A estratégia dos inimigos desta aliança tem sido a de tentar jogar com a nova Administração americana, que relançou o JCPOA, anunciou o refinanciamento da Agência das Nações Unidas para os Refugiados Palestinianos (UNWRA) e, de certa forma, tornou-se mais rígida em relação a Israel e a Arábia Saudita. No plano europeu, os acordos entre Israel e os Estados Árabes não foram recebidos de forma tão efusiva como no outro lado do Atlântico, sendo a tónica sempre concentrada no Plano de Paz para o Médio Oriente (MEPP). Os europeus ficam aqui completamente isolados e a bater numa retórica que, como já disse, tem os dias contados.

O único país que continua na sua narrativa anti-Israel, apesar de ter assinado um acordo de paz, é aquele para o qual esta situação é extremamente preocupante, a Jordânia.
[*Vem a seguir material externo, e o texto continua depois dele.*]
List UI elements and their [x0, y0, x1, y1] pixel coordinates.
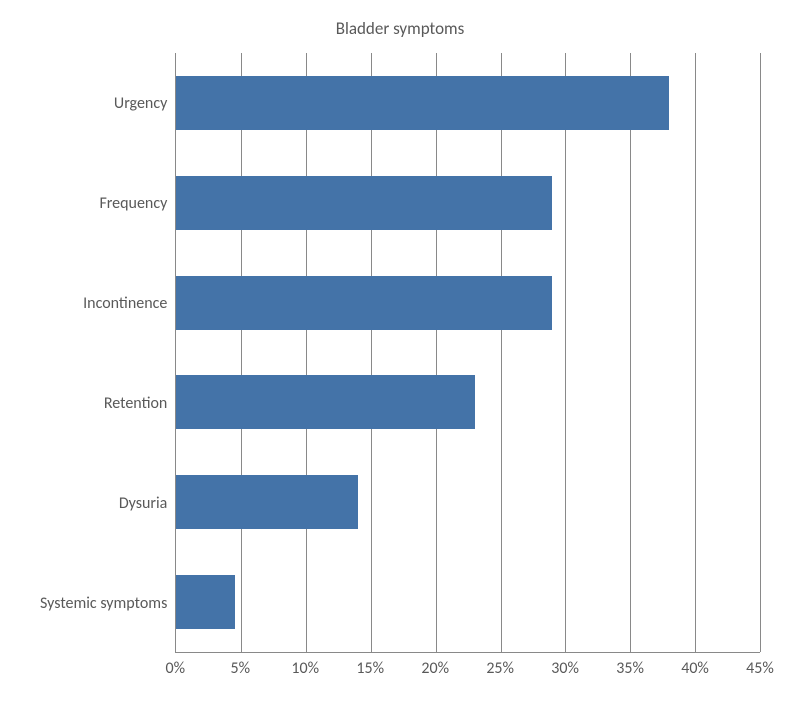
- x-tick: 20%: [421, 659, 449, 678]
- x-tick: 40%: [681, 659, 709, 678]
- y-label: Urgency: [114, 94, 167, 113]
- y-label: Systemic symptoms: [40, 594, 167, 613]
- bar: [176, 176, 552, 230]
- bar: [176, 375, 474, 429]
- y-axis-labels: Urgency Frequency Incontinence Retention Dys…: [40, 53, 175, 653]
- bladder-symptoms-chart: Bladder symptoms Urgency Frequency Inconti…: [0, 0, 800, 727]
- x-tick: 15%: [356, 659, 384, 678]
- x-tick: 10%: [291, 659, 319, 678]
- gridline: [760, 53, 761, 652]
- bar: [176, 575, 234, 629]
- bar: [176, 475, 358, 529]
- chart-title: Bladder symptoms: [40, 18, 760, 39]
- x-tick: 35%: [616, 659, 644, 678]
- bars: [176, 53, 760, 652]
- y-label: Dysuria: [119, 494, 168, 513]
- x-axis: 0%5%10%15%20%25%30%35%40%45%: [40, 653, 760, 689]
- x-tick: 30%: [551, 659, 579, 678]
- x-tick: 45%: [746, 659, 774, 678]
- y-label: Frequency: [99, 194, 167, 213]
- x-tick: 25%: [486, 659, 514, 678]
- x-tick: 5%: [231, 659, 251, 678]
- x-tick: 0%: [166, 659, 186, 678]
- y-label: Incontinence: [83, 294, 167, 313]
- y-label: Retention: [104, 394, 167, 413]
- bar: [176, 76, 669, 130]
- plot-area: [175, 53, 760, 653]
- bar: [176, 276, 552, 330]
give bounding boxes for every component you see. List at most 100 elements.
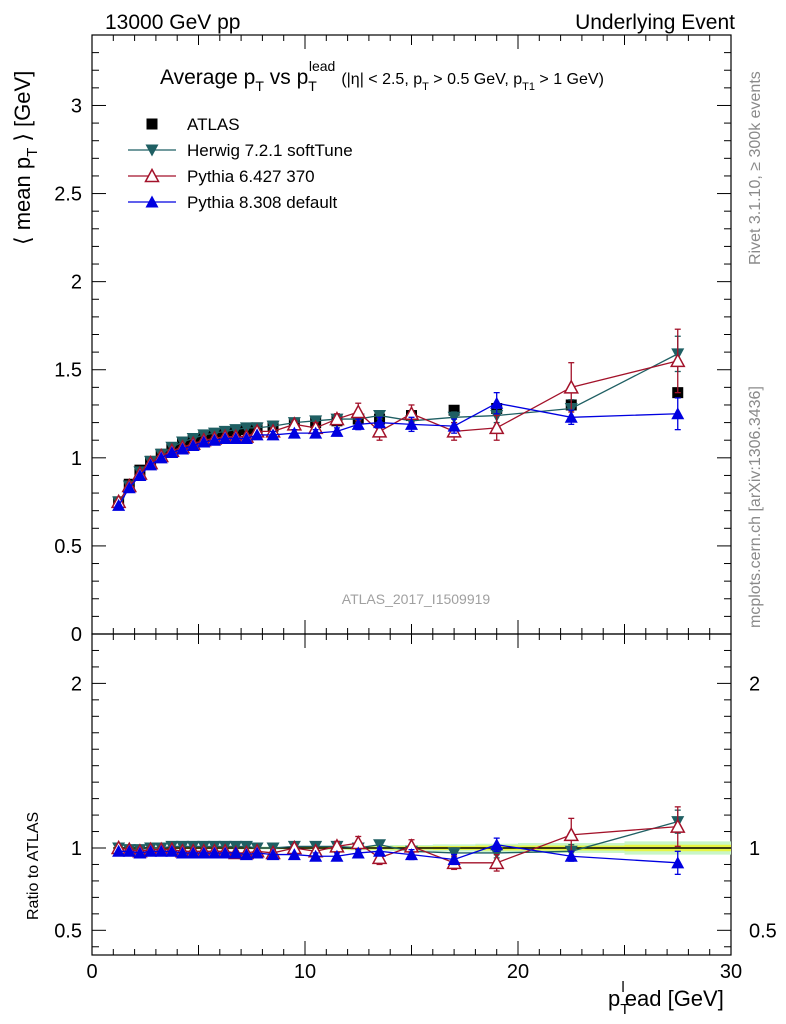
mcplots-label: mcplots.cern.ch [arXiv:1306.3436] <box>747 386 764 628</box>
pythia-8-308-default-point <box>112 844 126 857</box>
pythia-8-308-default-point <box>564 849 578 862</box>
pythia-8-308-default-point <box>218 431 232 444</box>
pythia-6-427-370-point <box>350 403 367 419</box>
pythia-8-308-default-point <box>351 417 365 430</box>
pythia-6-427-370-point <box>371 849 388 865</box>
pythia-6-427-370-point <box>329 410 345 426</box>
herwig-7-2-1-softtune-point <box>490 847 504 860</box>
y-tick-label: 2 <box>71 673 82 695</box>
y-tick-label: 0.5 <box>54 920 82 942</box>
pythia-8-308-default-point <box>351 846 365 859</box>
plot-title: Average pT vs pTlead(|η| < 2.5, pT > 0.5… <box>160 58 604 94</box>
x-axis-label-a-sup: l <box>621 979 624 996</box>
pythia-8-308-default-point <box>165 446 179 459</box>
y-tick-label-right: 1 <box>749 838 760 860</box>
rivet-label: Rivet 3.1.10, ≥ 300k events <box>747 71 764 265</box>
title-part-a-sub: T <box>255 78 264 94</box>
pythia-8-308-default-point <box>229 431 243 444</box>
pythia-8-308-default-point <box>133 468 147 481</box>
title-cuts-2-sub: T1 <box>522 81 535 93</box>
y-tick-label: 1 <box>71 838 82 860</box>
pythia-8-308-default-point <box>154 451 168 464</box>
pythia-8-308-default-point <box>144 844 158 857</box>
pythia-8-308-default-point <box>287 848 301 861</box>
legend-marker-atlas <box>146 118 158 130</box>
pythia-8-308-default-point <box>133 846 147 859</box>
pythia-8-308-default-point <box>373 844 387 857</box>
pythia-8-308-default-point <box>239 431 253 444</box>
y-tick-label-right: 0.5 <box>749 920 777 942</box>
pythia-8-308-default-point <box>490 396 504 409</box>
y-tick-label: 1 <box>71 448 82 470</box>
ratio-plot-frame <box>91 633 732 956</box>
legend-label-pythia-6-427-370: Pythia 6.427 370 <box>187 167 315 186</box>
legend-label-herwig-7-2-1-softtune: Herwig 7.2.1 softTune <box>187 141 353 160</box>
y-tick-label: 2 <box>71 272 82 294</box>
pythia-8-308-default-point <box>207 433 221 446</box>
pythia-8-308-default-point <box>218 846 232 859</box>
pythia-6-427-370-point <box>669 818 686 833</box>
pythia-8-308-default-point <box>176 846 190 859</box>
title-part-b: vs p <box>264 66 308 89</box>
pythia-8-308-default-point <box>330 849 344 862</box>
y-tick-label-right: 2 <box>749 673 760 695</box>
herwig-7-2-1-softtune-line <box>118 353 679 503</box>
title-part-b-sub: T <box>308 78 317 94</box>
y-tick-label: 1.5 <box>54 360 82 382</box>
title-cuts-1: (|η| < 2.5, p <box>341 71 422 88</box>
pythia-8-308-default-point <box>186 846 200 859</box>
x-axis-label-a-sub: T <box>620 1001 629 1018</box>
x-tick-label: 30 <box>720 961 742 983</box>
title-cuts-1-sub: T <box>422 81 429 93</box>
y-axis-label-a: ⟨ mean p <box>10 157 35 245</box>
pythia-8-308-default-point <box>447 419 461 432</box>
pythia-8-308-default-point <box>197 846 211 859</box>
pythia-8-308-default-point <box>154 844 168 857</box>
pythia-8-308-default-point <box>671 856 685 869</box>
pythia-8-308-default-point <box>250 846 264 859</box>
title-cuts-3: > 1 GeV) <box>535 71 604 88</box>
pythia-8-308-default-point <box>330 424 344 437</box>
x-tick-label: 0 <box>86 961 97 983</box>
ratio-plot-area: 0 10 20 30 0.5 0.5 1 1 2 2 <box>54 633 777 983</box>
pythia-8-308-default-point <box>405 417 418 430</box>
pythia-6-427-370-point <box>563 826 580 842</box>
pythia-6-427-370-point <box>488 419 505 435</box>
y-axis-label-b: ⟩ [GeV] <box>10 71 35 148</box>
pythia-8-308-default-point <box>266 848 280 861</box>
pythia-8-308-default-point <box>490 838 504 851</box>
legend: ATLAS Herwig 7.2.1 softTune Pythia 6.427 3… <box>128 115 353 212</box>
x-tick-label: 20 <box>507 961 529 983</box>
y-axis-label-a-sub: T <box>24 148 41 157</box>
pythia-6-427-370-point <box>669 352 686 368</box>
legend-label-atlas: ATLAS <box>187 115 240 134</box>
x-axis-label-a: p <box>608 986 620 1011</box>
x-axis-label: pTlead [GeV] <box>608 979 724 1018</box>
pythia-8-308-default-point <box>287 426 301 439</box>
legend-label-pythia-8-308-default: Pythia 8.308 default <box>187 193 338 212</box>
header-right: Underlying Event <box>575 11 735 34</box>
pythia-8-308-default-point <box>250 428 264 441</box>
pythia-8-308-default-point <box>405 848 418 861</box>
header-left: 13000 GeV pp <box>105 11 240 34</box>
pythia-8-308-default-point <box>122 481 136 494</box>
herwig-7-2-1-softtune-point <box>447 411 461 424</box>
pythia-8-308-default-point <box>207 846 221 859</box>
pythia-8-308-default-point <box>165 844 179 857</box>
pythia-8-308-default-point <box>447 853 461 866</box>
pythia-8-308-default-point <box>564 410 578 423</box>
pythia-8-308-default-point <box>309 426 323 439</box>
x-axis-label-b: ead [GeV] <box>625 986 724 1011</box>
ratio-y-axis-label: Ratio to ATLAS <box>25 812 42 920</box>
main-plot-area: 0 0.5 1 1.5 2 2.5 3 <box>54 34 732 646</box>
y-axis-label: ⟨ mean pT ⟩ [GeV] <box>10 71 41 245</box>
y-tick-label: 2.5 <box>54 184 82 206</box>
pythia-8-308-default-point <box>144 458 158 471</box>
herwig-7-2-1-softtune-point <box>239 422 253 435</box>
pythia-6-427-370-point <box>563 379 580 394</box>
y-tick-label: 0.5 <box>54 536 82 558</box>
pythia-8-308-default-point <box>309 849 323 862</box>
pythia-6-427-370-point <box>371 423 388 438</box>
atlas-point <box>448 404 460 416</box>
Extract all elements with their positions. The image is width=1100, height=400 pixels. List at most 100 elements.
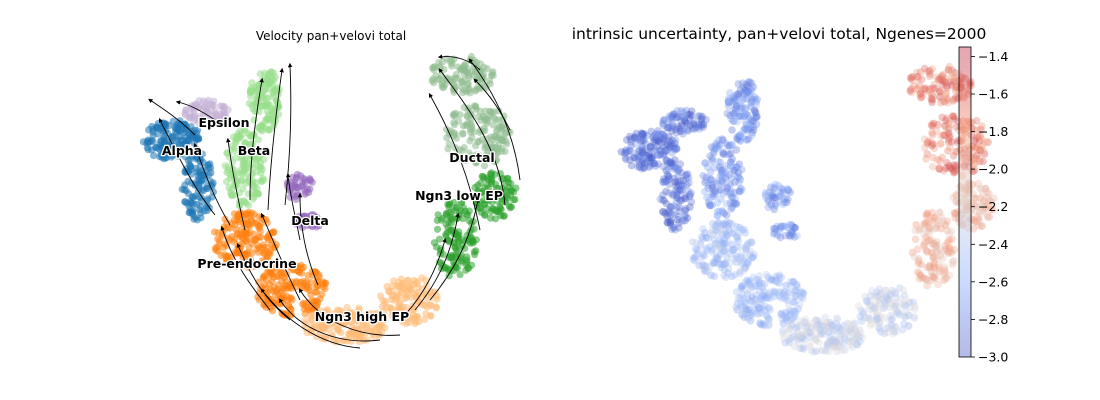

Não é coincidência que o Rei tenha feito cair um possível golpe de estado, supostamente liderado pelo seu meio-irmão, de quem se diz ser próximo de Bin Salman. A Jordânia é constituída por uma população de setenta por cento de palestinianos e é, de facto, um Estado Palestiniano. Não conseguindo conter a sua população, a Jordânia poderá tornar-se no próximo palco de combate neste xadrez regional.

A Administração Biden encontra-se igualmente num impasse, uma vez que não teve outra hipótese senão reagir criticamente contra os mais de mil mísseis enviados da Faixa de Gaza para Israel.

A primeira questão em cima da mesa é o que vai acontecer para conter o Hamas e o seu apoio externo. Será que Israel quer eliminar definitivamente este grupo? O que fará com Gaza? Claramente, o embargo israelita à Faixa de Gaza já não é suficiente. Se Israel tiver o apoio dos Estados Unidos, dos Emiratos e do Egipto para invadir o território e eliminar o Hamas, poderá ser o início de uma nova época na região.

A segunda questão é a posição americana relativamente ao processo de paz. Na prática, o processo de paz está morto e assim vai continuar. Mesmo com um Hamas eliminado, a existência de um Estado Palestiniano será de difícil concretização. Será que a Autoridade Palestiniana irá querer dançar o tango? E qual será o líder que poderá substituir Abbas?

Em jeito de conclusão, naturalmente temporária, porque uma conclusão definitiva só será possível depois do fim dos tempos, joga-se em Israel não o futuro do processo de paz, ou da concretização de um Estado Palestiniano, mas todo o novo xadrez do Médio Oriente e uma guerra que opõe os Estados Árabes ao Irão e aos seus próximos.

Manter a tónica da análise do conflito somente entre Israel e o Estado Palestiniano é redutor e pode fazer acreditar que os palestinianos integram uma equação da qual, desde a criação da sua identidade em 1967, nunca quiseram fazer parte.